Malam Fatori - seized by Boko Haram in November in fighting that sent hundreds of Nigerian troops stationed there fleeing into Niger - was one of the group's last border footholds.
The fall of the town marked the end of the first phase of regional action, General Seyni Garba, Niger's army chief of staff, told private Niger television station Ténéré.
"The second phase is to secure the whole of the conquered territory with mopping up operations everywhere that Boko Haram can be found. We need to be able to secure the whole of the Lake Chad basin," he said on Sunday.
Buhari has called Nigeria's reliance on neighboring armies a disgrace and has vowed to restore the territorial integrity of Africa's most populous nation. There is still work to be done.
Boko Haram set Malam Fatori on fire before withdrawing to the former Nigerian army camp outside of town to dig in and fight. In clashes on Wednesday, 170 militants were killed, while nine Chadian soldiers died and another 16 were wounded.
"Boko Haram no longer has a stronghold. But they are still a threat that must be cleaned up," General Seyni Garba, the head of Niger's army, said during a visit to Malam Fatori on Friday.

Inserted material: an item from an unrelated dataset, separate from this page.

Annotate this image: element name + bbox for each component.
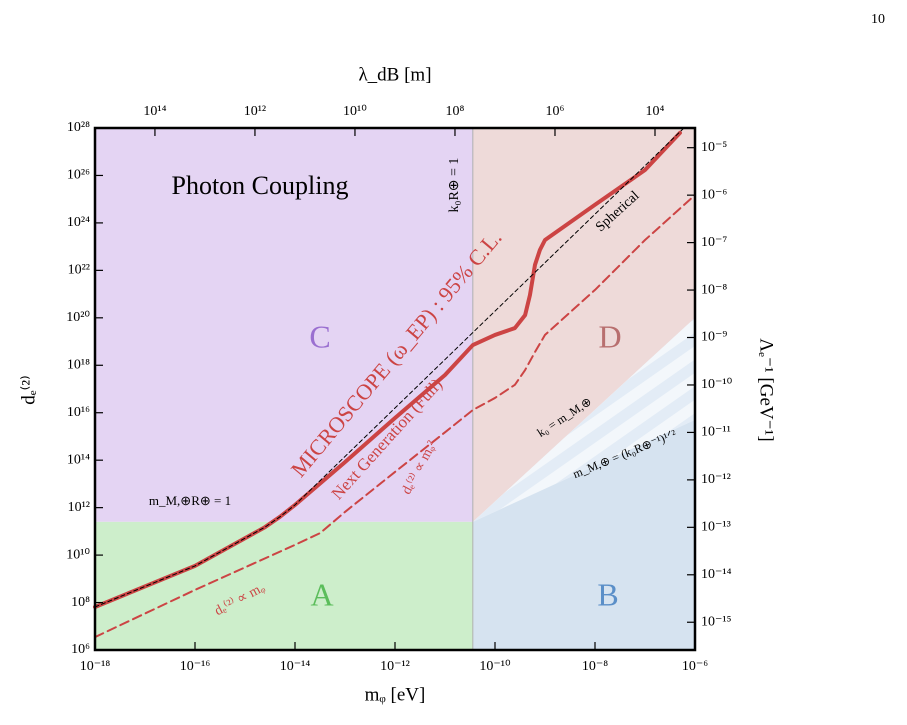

To date, problems of communication and coordination have stymied military cooperation between Nigeria and its neighbors.
But it has also struggled to overcome distrust between armies that have not always fought on the same side. Chad occupied parts of Nigeria's north in the 1980s. Chad army chief General Brahim Seid Mahamat said on Friday times have changed.
"We came here to help our brother country. When they come to take control of the towns we've liberated, we'll leave."